Brown Hat Security - Attack Surfaces

To secure a building, you need to lock and alarm windows and doors, and restrict the capability of people to enter and exist to a known, monitored entrance. Information systems require the same kind of care and attention, though they frequently do not receive it.

Many home and business systems are, effectively, outhouses standing in a field; there is little protection against anyone who seeks entrance, and the doors are largely unmonitored; it's only if the inhabitants of the outhouses happen to notice that living conditions have gotten more crowded of late (or if someone comes in and kicks over the table and shouts at them about a stickup) that anyone takes notice that something is amiss.

Worse, the 'distance' between the outhouses is measured in milliseconds rather than miles; the inhabitants of most of them don't realize that they can reach out and touch almost anybody with only a minimum of effort.
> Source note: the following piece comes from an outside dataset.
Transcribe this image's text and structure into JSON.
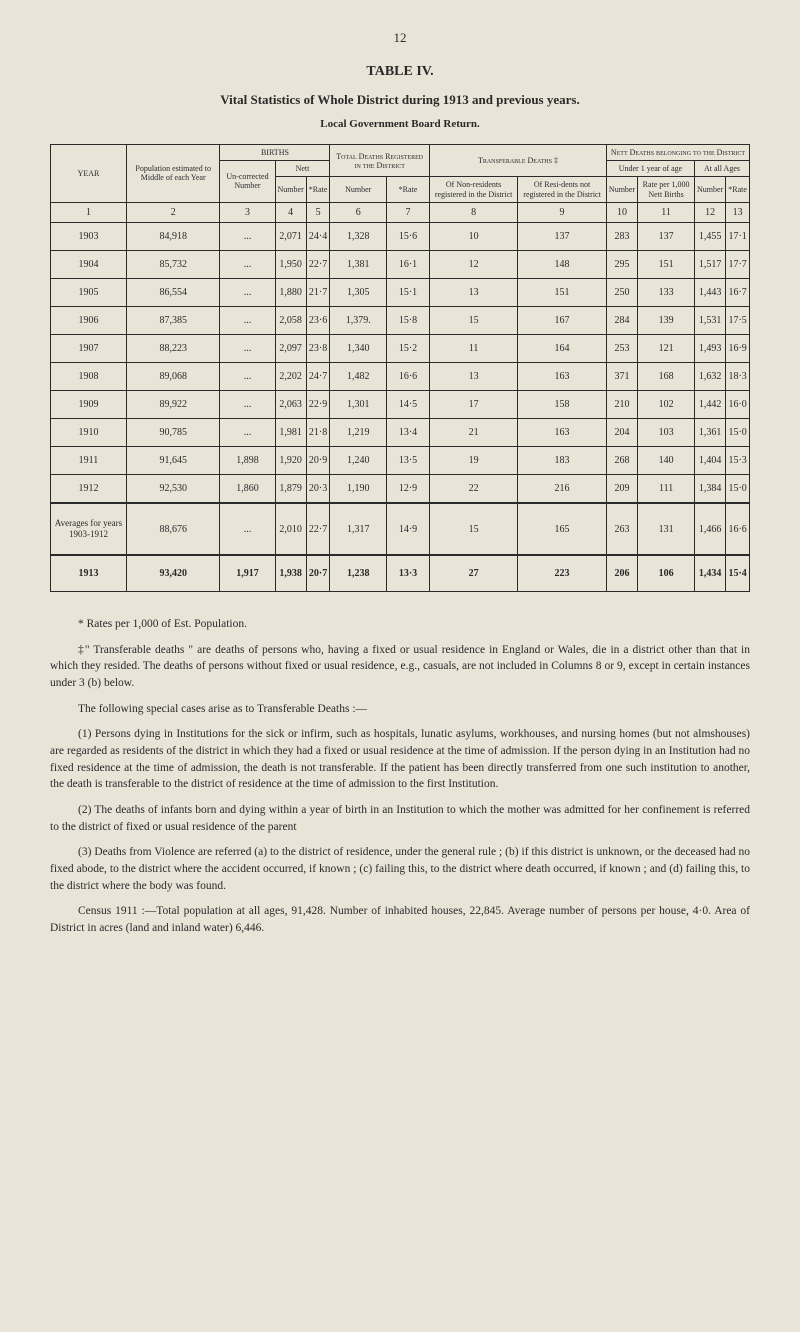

Effectively, everybody lives on the "front lines" of an ongoing conflict: the difference between a high-value military target and your home computer is a couple of digits in an IP address, and any reasonably competent attacker can knock on hundreds of doors in a second.

An attacker who knows what they're looking for can, with freely available tools and a few dollars' investment in the infrastructure to take advantage of them, look for a given vulnerability across the whole of the internet within a couple of hours.

If you have an internet connection, then you are subject to the same level of scrutiny as any high value corporation or military target by anyone who has the curiosity or mission to scrutinize you as such. You do not have the luxury of thinking that you have nothing worth being interested in - if nothing else, you are suitable for parting out by criminals or can be held for ransom for as much as someone cares to take you for.

Just like the big corps and governments, then, you have to fortify yourself against the attackers - you have to lock and alarm your doors and windows, and put a guard at the front door. If you know how to build walls, set up guarded tunnels, and hire watchmen yourself, that's all to the good. If you do not have that capability yourself, negotiate with someone trustworthy who does.

This is why a niche exists within the overall discipline of Information Security that, while not particularly interesting, is nonetheless highly necessary in a highly connected world. Much as there are doctors specializing in family practice, lawyers who specialize in family law, and accountants that handle the family books, there is an absolute need for family practice information security, to give at least a semblence of security to the otherwise vulnerable shacks scattered in the open fields.